ArtGirlRising a créé une édition limitée de son t-shirt signature en collaboration avec BMW Group Culture. Voici une brève présentation de trois des cinq artistes féminines qui y figurent et du regard qu’elles portent sur la valorisation des femmes dans l’art.
L’artiste britannique Abigail Reynolds, lauréate du BMW Art Journey 2016, a réuni dans sa série d’œuvres « The Ruins of Time : Lost Libraries of the Silk Road », les résultats des découvertes qu’elle a faites au cours de son voyage le long de la route de la soie. Ce voyage de recherches étalé sur cinq mois a été un événement marquant pour l’artiste. Elle affectionne les œuvres qui laissent la place aux questions et proposent une fin ouverte : « Tous les artistes essaient de suivre la ligne de leurs envies. Au-delà du travail qu’on souhaite réaliser, il s’agit aussi de la vie qu’on veut défendre à travers l’art. Voyager en moto le long de l’ancienne route de la soie, à la découverte des bibliothèques perdues de Xi’an en Chine jusqu’à celles de Herculanum en Italie, a été une expérience bouleversante qui a changé ma vie. »
En ce qui concerne l’égalité de représentation dans les musées, les galeries et les salles de ventes, nous sommes encore loin d’une solution satisfaisante, confie-t-elle : « J’ai fréquenté une école publique, puis je suis allée à l’université d’Oxford. J’avais décidé de m’y rendre avant tout parce que les privilèges et les structures de pouvoir me rendaient curieuse. Je voulais les voir de mes propres yeux. Je m’aperçois que très peu de choses ont changé dans ma vie.

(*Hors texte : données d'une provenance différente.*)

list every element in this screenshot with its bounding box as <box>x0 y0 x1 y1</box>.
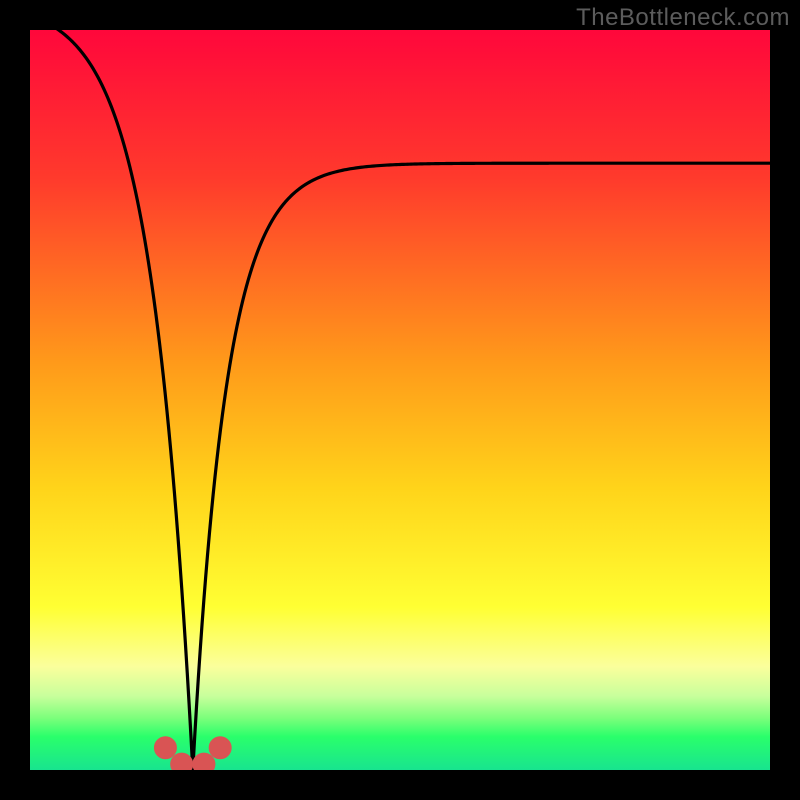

De nombreuses personnes se voient refuser des opportunités, et cela n’est pas seulement dû à leur genre ou à leur appartenance ethnique, bien qu’il s’agisse encore de véritables obstacles. Le monde de l’art est international et diversifié, et bon nombre de personnes de ce secteur s’efforcent sincèrement de remédier à ces déséquilibres. Pourtant, je pense que les mesures prises par le monde de l’art et le milieu universitaire sont surtout symboliques. Cela me déplaît peut-être encore plus que les préjugés ouvertement exprimés parce qu’il est plus difficile de s’y opposer et parce que c’est fondamentalement malhonnête. »
Tonia Calderon réside et travaille à Los Angeles. Ses œuvres visuelles utilisent souvent des structures et des surfaces dépourvues de limites, qui obligent le spectateur à se poser des questions, à ressentir et à réfléchir. Ses projets créatifs (➜ Lisez également : La BMW iX3 entre design et art) puisent leur inspiration dans les expériences personnelles, les relations et le bagage multiculturel de l’artiste aux origines mexicaines, néerlandaises, indonésiennes et chinoises. À 19 ans, elle commence à exercer en tant qu’artiste indépendante tout en travaillant comme barmaid en parallèle. Dès la fin de ses études, elle achète une maison en Arizona qu’elle considère comme un point d’ancrage : « S’il y a une chose dont j’étais convaincue en tant que jeune femme, c’est que je ferais tout mon possible pour subvenir à mes propres besoins. » Mais l’effondrement du marché immobilier l’oblige à reconsidérer sa conception de la stabilité et de la sécurité. Elle s’installe alors à Los Angeles pour se consacrer entièrement à sa vie d’artiste.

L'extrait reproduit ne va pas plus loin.